This is my hobby project, where I initially planned to create a complete software that could parse Windows's PE file structure. Made using C++, while using Windows API for UI and other related functionality.
My goal was to create a PE structure viewer, that more or less same as PEview. But because of lack of time, and I currently focusing on other interests, so this is kinda abandoned project.
Please keep in mind that this project is half-finished, and at current rate is very unstable!
Here is the list of things that I had in mind when developing this project:
- Create a complete PE structure viewer (far from complete)
- Using Windows API (for UI and related tasks) without relying much on other libraries
- Create a freestanding executable. This is to ensure that this program can run everywhere, without depending on too many dependencies.
- Supporting another executable structure such as
ELF
orMach-O
format.
In order to make the project more cleaner, I've splitted the components into their appropriate folder. For example, all UI elements are reside in gui
folder. All code are in C++, with Object-Oriented programming
design.
gui
- contains all code related to UImisc
- contains all miscellaneous code (such as opening file, data structure, etc)structures
- contains code to parse PE structure
Contrary to the famous opinion that when you're developing Windows program you must use Windows OS to do so.

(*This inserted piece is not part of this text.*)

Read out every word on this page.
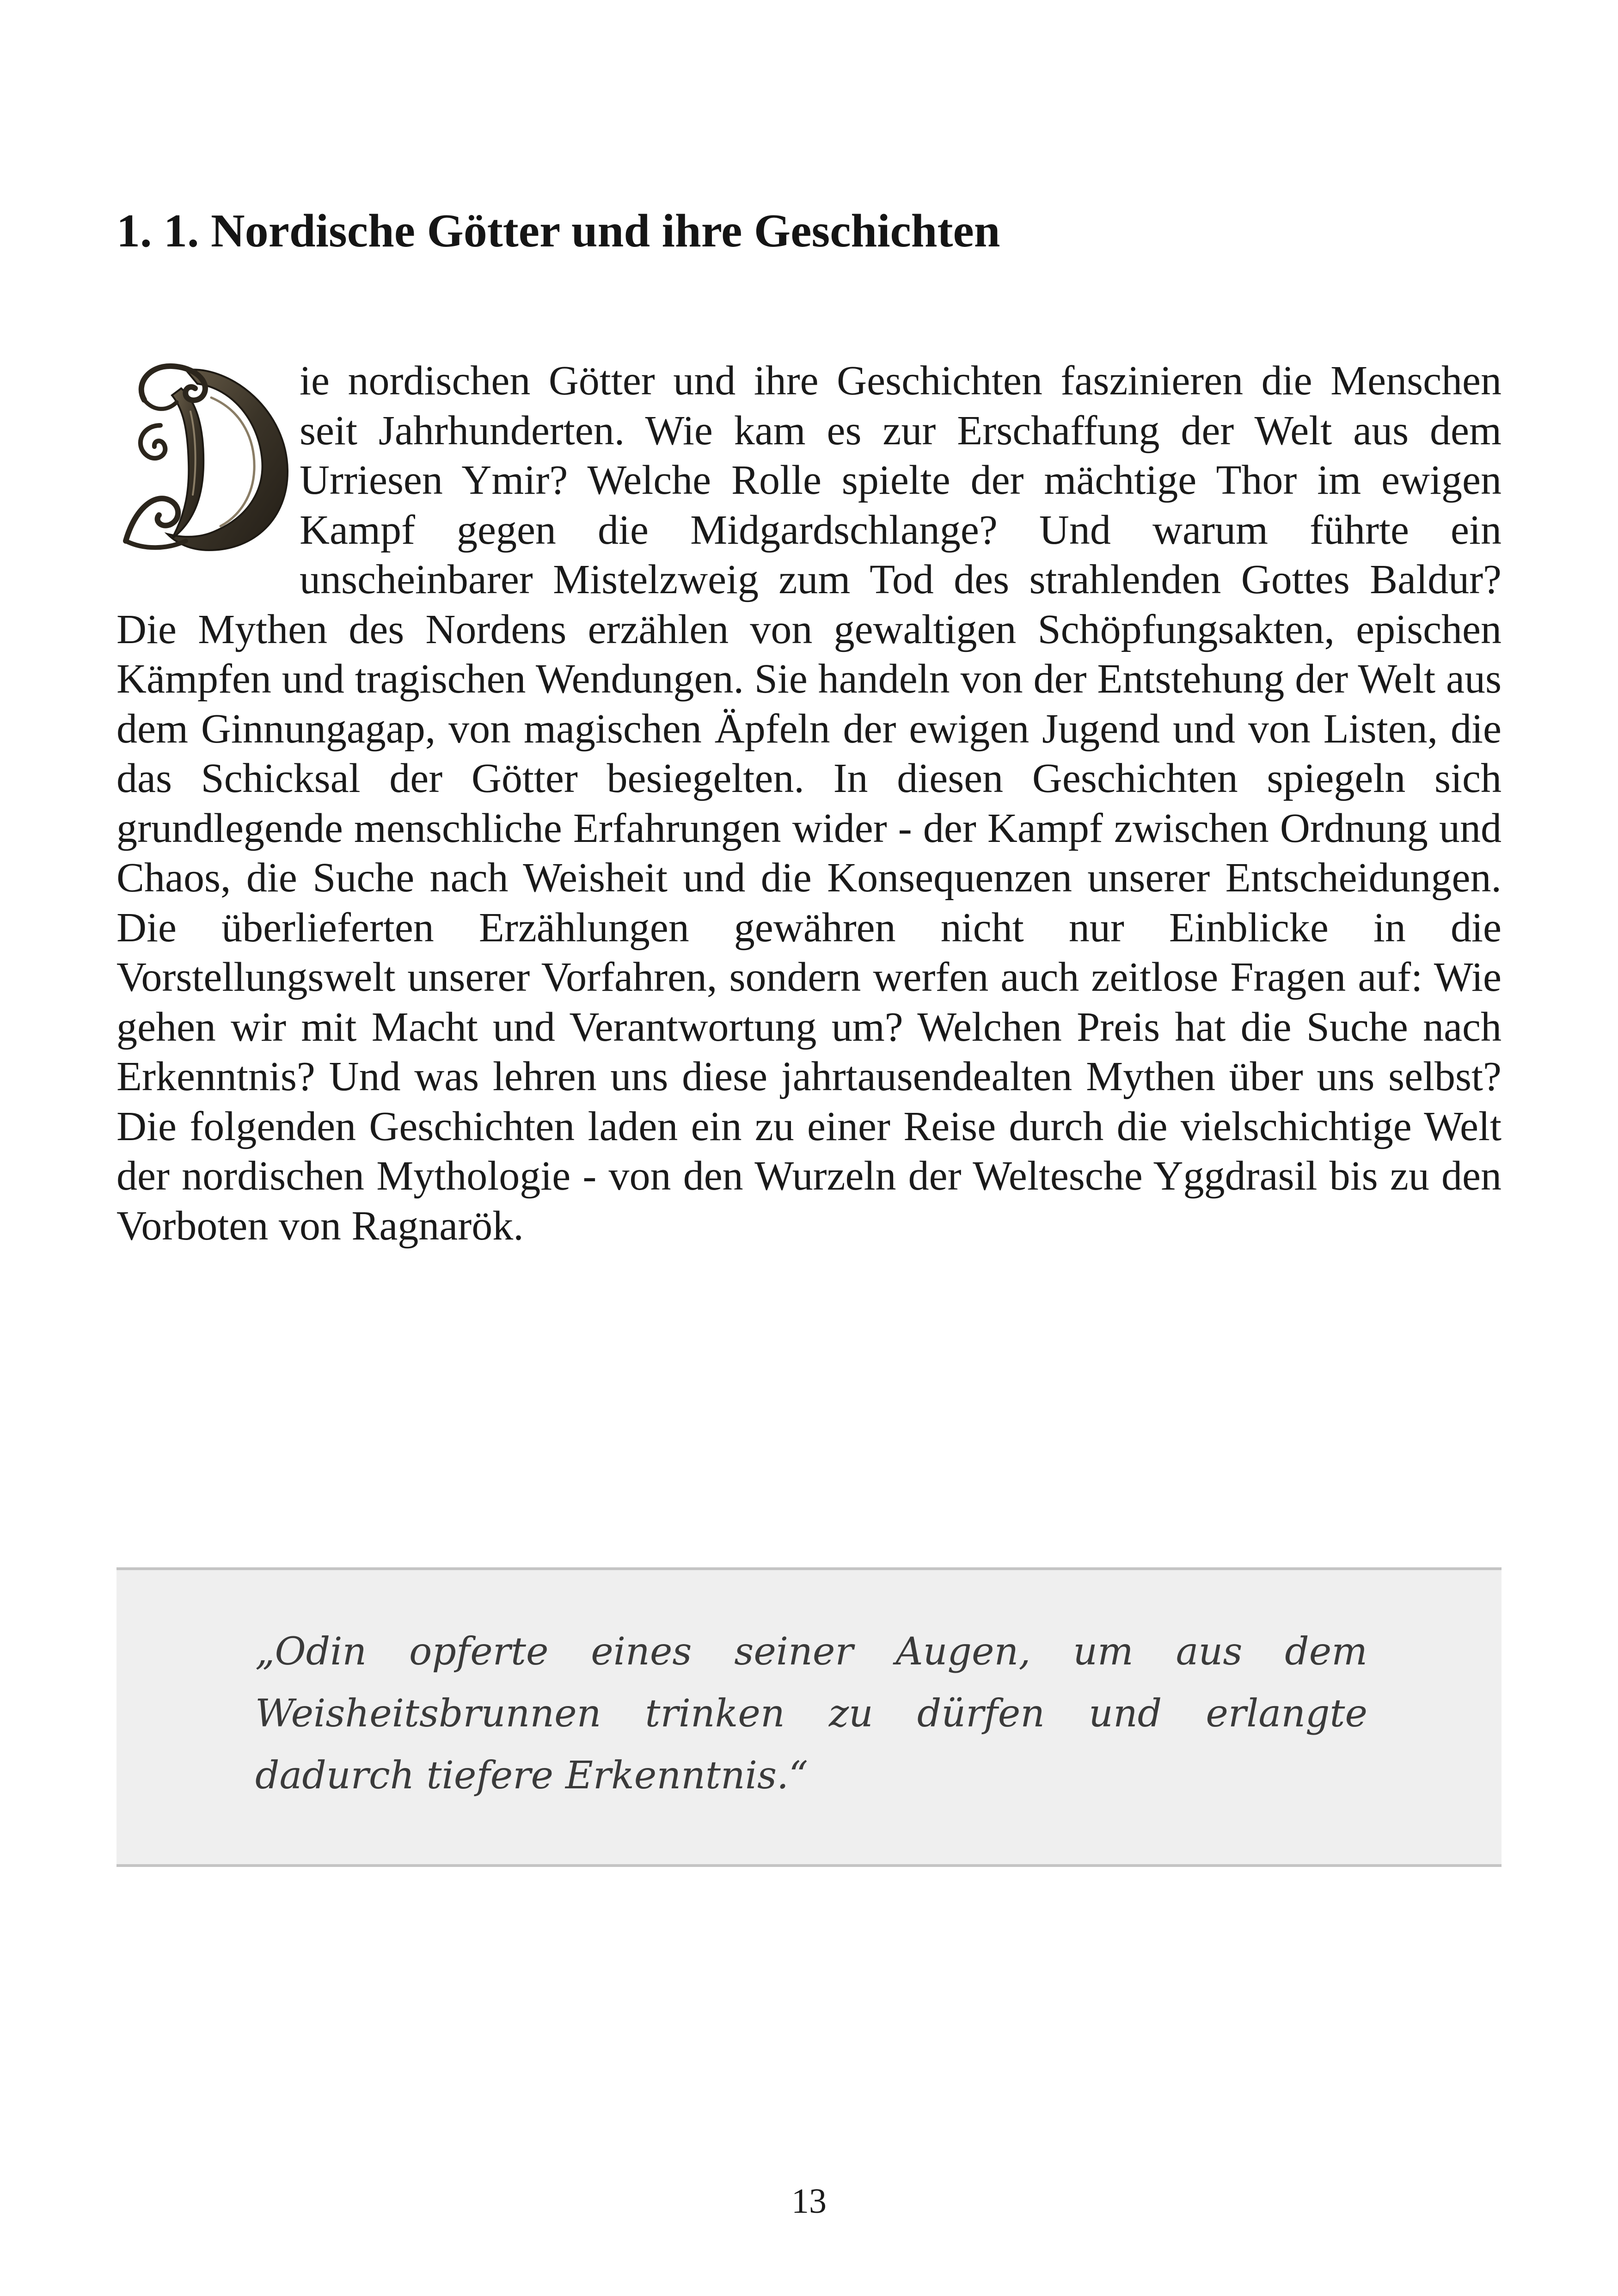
1. 1. Nordische Götter und ihre Geschichten
ie nordischen Götter und ihre Geschichten faszinieren die Menschen seit Jahrhunderten. Wie kam es zur Erschaffung der Welt aus dem Urriesen Ymir? Welche Rolle spielte der mächtige Thor im ewigen Kampf gegen die Midgardschlange? Und warum führte ein unscheinbarer Mistelzweig zum Tod des strahlenden Gottes Baldur? Die Mythen des Nordens erzählen von gewaltigen Schöpfungsakten, epischen Kämpfen und tragischen Wendungen. Sie handeln von der Entstehung der Welt aus dem Ginnungagap, von magischen Äpfeln der ewigen Jugend und von Listen, die das Schicksal der Götter besiegelten. In diesen Geschichten spiegeln sich grundlegende menschliche Erfahrungen wider - der Kampf zwischen Ordnung und Chaos, die Suche nach Weisheit und die Konsequenzen unserer Entscheidungen. Die überlieferten Erzählungen gewähren nicht nur Einblicke in die Vorstellungswelt unserer Vorfahren, sondern werfen auch zeitlose Fragen auf: Wie gehen wir mit Macht und Verantwortung um? Welchen Preis hat die Suche nach Erkenntnis? Und was lehren uns diese jahrtausendealten Mythen über uns selbst? Die folgenden Geschichten laden ein zu einer Reise durch die vielschichtige Welt der nordischen Mythologie - von den Wurzeln der Weltesche Yggdrasil bis zu den Vorboten von Ragnarök.

„Odin opferte eines seiner Augen, um aus dem Weisheitsbrunnen trinken zu dürfen und erlangte dadurch tiefere Erkenntnis.“

13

This is not the case for me, as I'm relying 100% on open-source toolkits such as MinGW-w64 and Wine when developing this software while using Arch Linux as my main OS.
$ pacman -S make cmake mingw-w64-gcc mingw-w64-headers wine-staging
Once you installed all required things, go to main EXEPeek directory and run ./build.sh
, which will automagically build the software for you.
The compiled executable will be inside build-win/
. You can use Wine in order to run the program.
This is my first time developing a serious project using Windows API's UI toolkit. This has been kinda on my checklist of things that I must learn.
Honestly, IMHO, developing a program that uses Windows API UI toolkit is a pain in the ass. You better get off using something like Qt or wxWidgets. YES, you can use Windows API UI toolkit when developing a simple program. But, please, don't ever try to use it when developing a large project.
The reason why I said Windows API UI bad is because developing UI in Windows API is hard, I bet you will spend 60% of your time figuring how to layout and setup UI things instead of spending time on the main thing, which is your program functionality.